Le camp des marcheurs face à celui des policiers. Ils avancent malgré les tirs des grenades lacrymogènes. Dépassée par la foule, une intervention de plus de 8 véhicules bourrés des agents du GMIP arrive en renfort aux forces de l’ordre. Ils essayent en vain de disperser les jeunes résolus à marcher jusqu’au point de chute. 45 min après, les force du 3e degré composé de l’armée et de l’Unité Spéciale d’ Intervention de la Police USIP ont débarqués. Mais ils n’arrivent toujours pas à disperser les marcheurs. 2h plus tard, les jeunes marcheurs ont décidé par eux-mêmes de rentrer. Les habitants du quartier Moursal ont sympathisé avec les marcheurs. C’est le cas d’une dame à qui on a envoyé  le grenade à son domicile touchant ainsi sa fille asthmatique. De l’eau par ci, de l’alcool par là pour l’aider à reprendre conscience. Pour la maman, c’est horrible ce que les Tchadiens vivent maintenant. « Même au temps de Deby, ce n’était pas comme ça. Dans ta propre maison, on t’envoie du gaz lacrymogène. C’est grave. Nos gouvernants veulent quel Tchad ? Je ne sais pas. Qu’ils revoient leur politique de sécurité sinon ça ne peut pas marcher comme ça », s’indigne-t-elle.

Les marcheurs se sont finalement retrouvés au domicile du défunt chef de communauté pour faire une déclaration. Delaville Djimyabaye membre du comité d’organisation de la marche exprime sa gratitude à tout le monde d’avoir fait le déplacement.

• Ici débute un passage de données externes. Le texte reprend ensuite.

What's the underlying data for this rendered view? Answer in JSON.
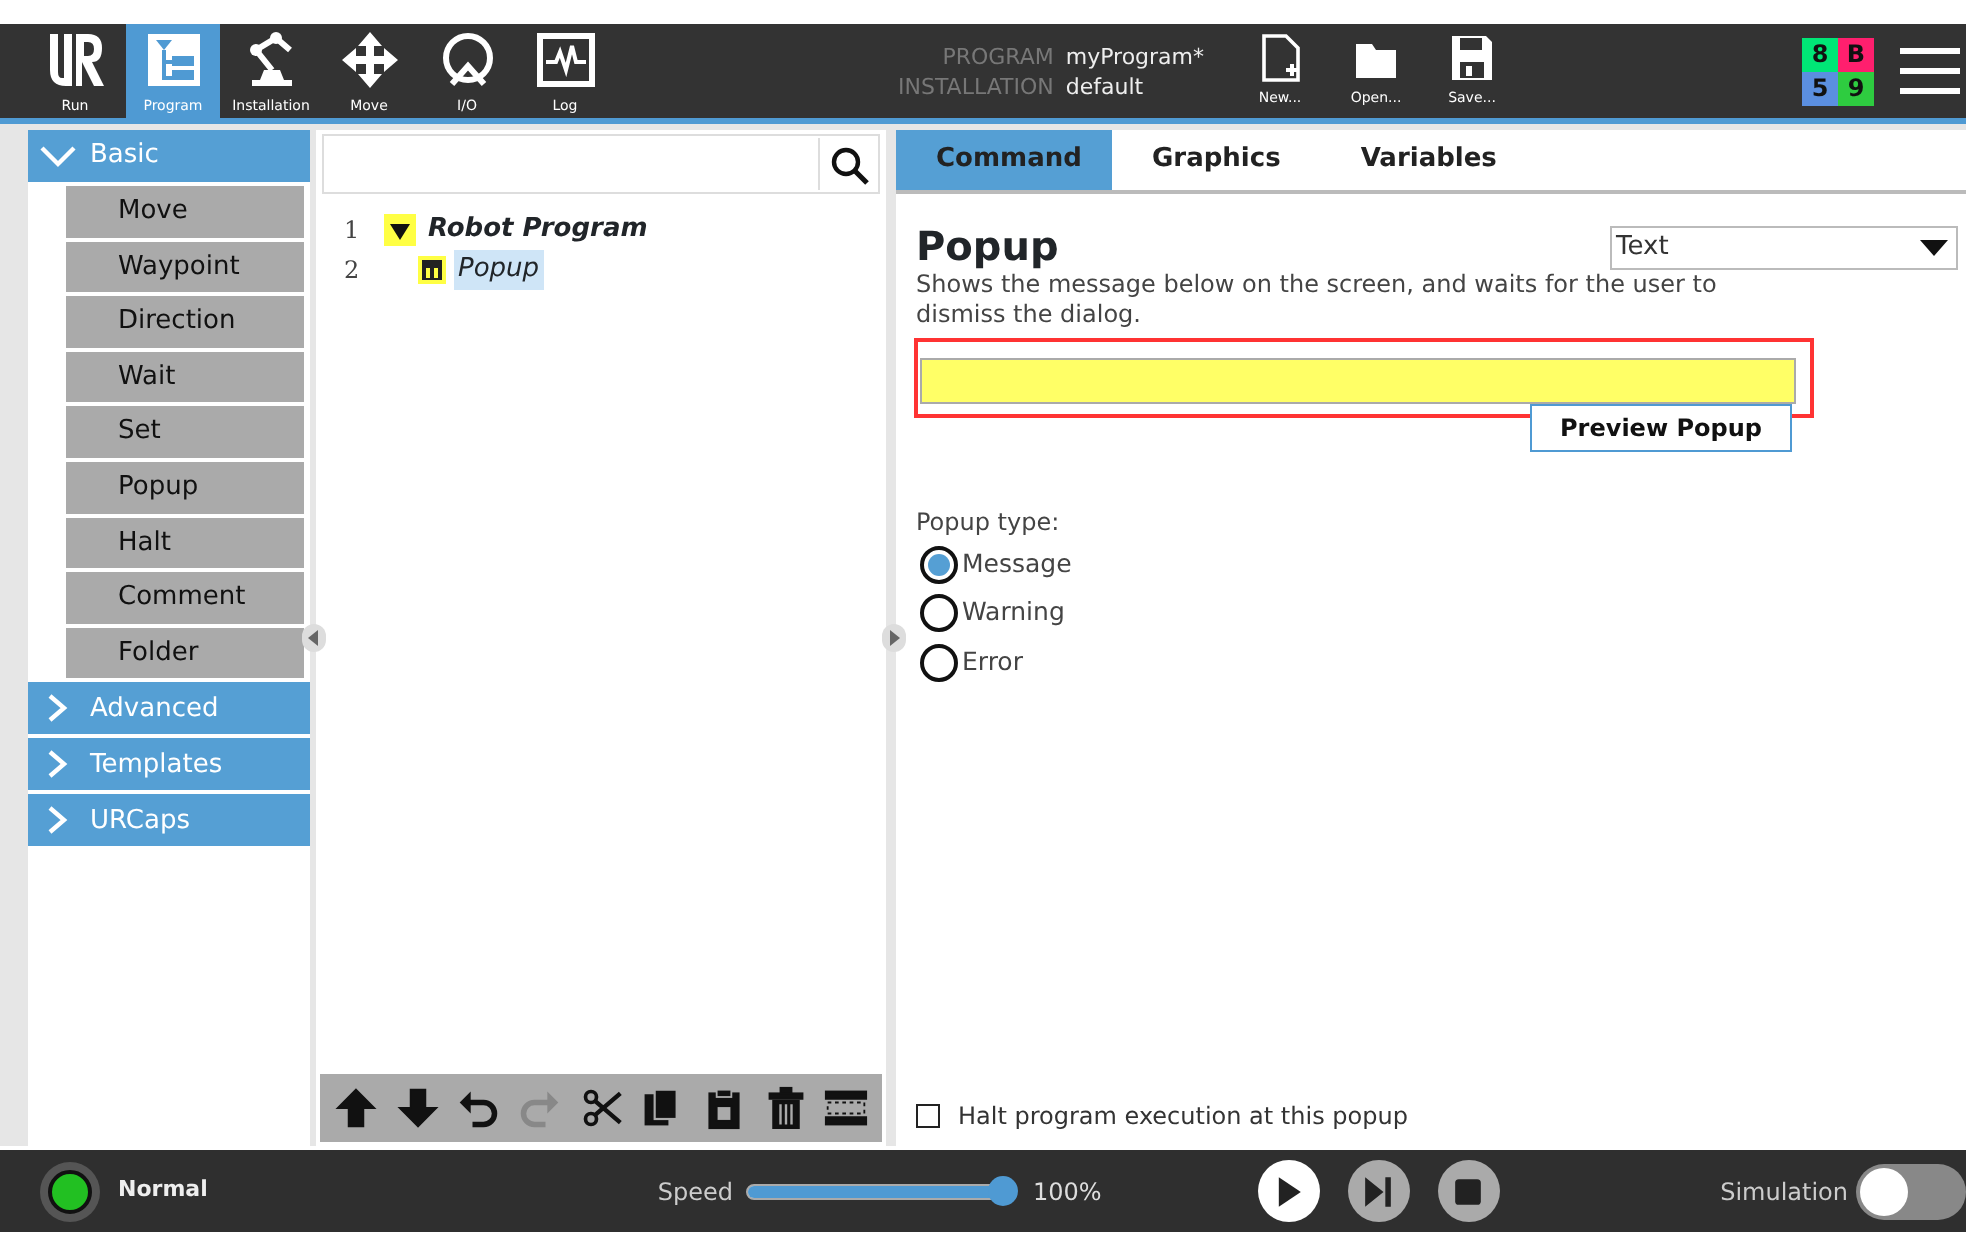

Pour lui, le comité a envoyé une correspondance pour informer les autorités de la marche. « Personne ne nous a fait part de l’interdiction de la marche. Nous sommes tous surpris de leur intervention musclée pour nous disperser. Vous voyez dans quel pays nous sommes? De toutes les façons, le message est passé », a-t-il souligné. M. Delaville laisse entendre que chacun a perdu un membre de sa famille d’une manière ou d’une autre lors des évènements de Sandana. Le comité informera l’opinion publique des actions à venir. Il est venu le temps de soigner les blessés. a-t-il précisé. L’archevêque métropolitain de N’Djamena qui se rendait au lieu de recueillement au stade Paris-Congo a pris un étui de gaz sur son pied droit et au niveau du bas ventre. Son chapeau est tombé. Le téléphone d’un jeune marcheur depuis sa poche l’a sauvé de la balle réelle qu’on lui a tirée. On dénombre quelques arrestations, des blessés, dont le chef de communauté Sara Madjingaye. Ils sont admis dans les hôpitaux. En solidarité avec les toutes les victimes et particulièrement le correspondant de la radio Lotiko de Sarh, toutes les radios catholiques et les écoles sont fermées ce mardi 15 février. C’est pour la deuxième fois que le village Sandana est attaqué. La première attaque qui a fait 9 morts de part et d’autre est survenue le 26 août 2019.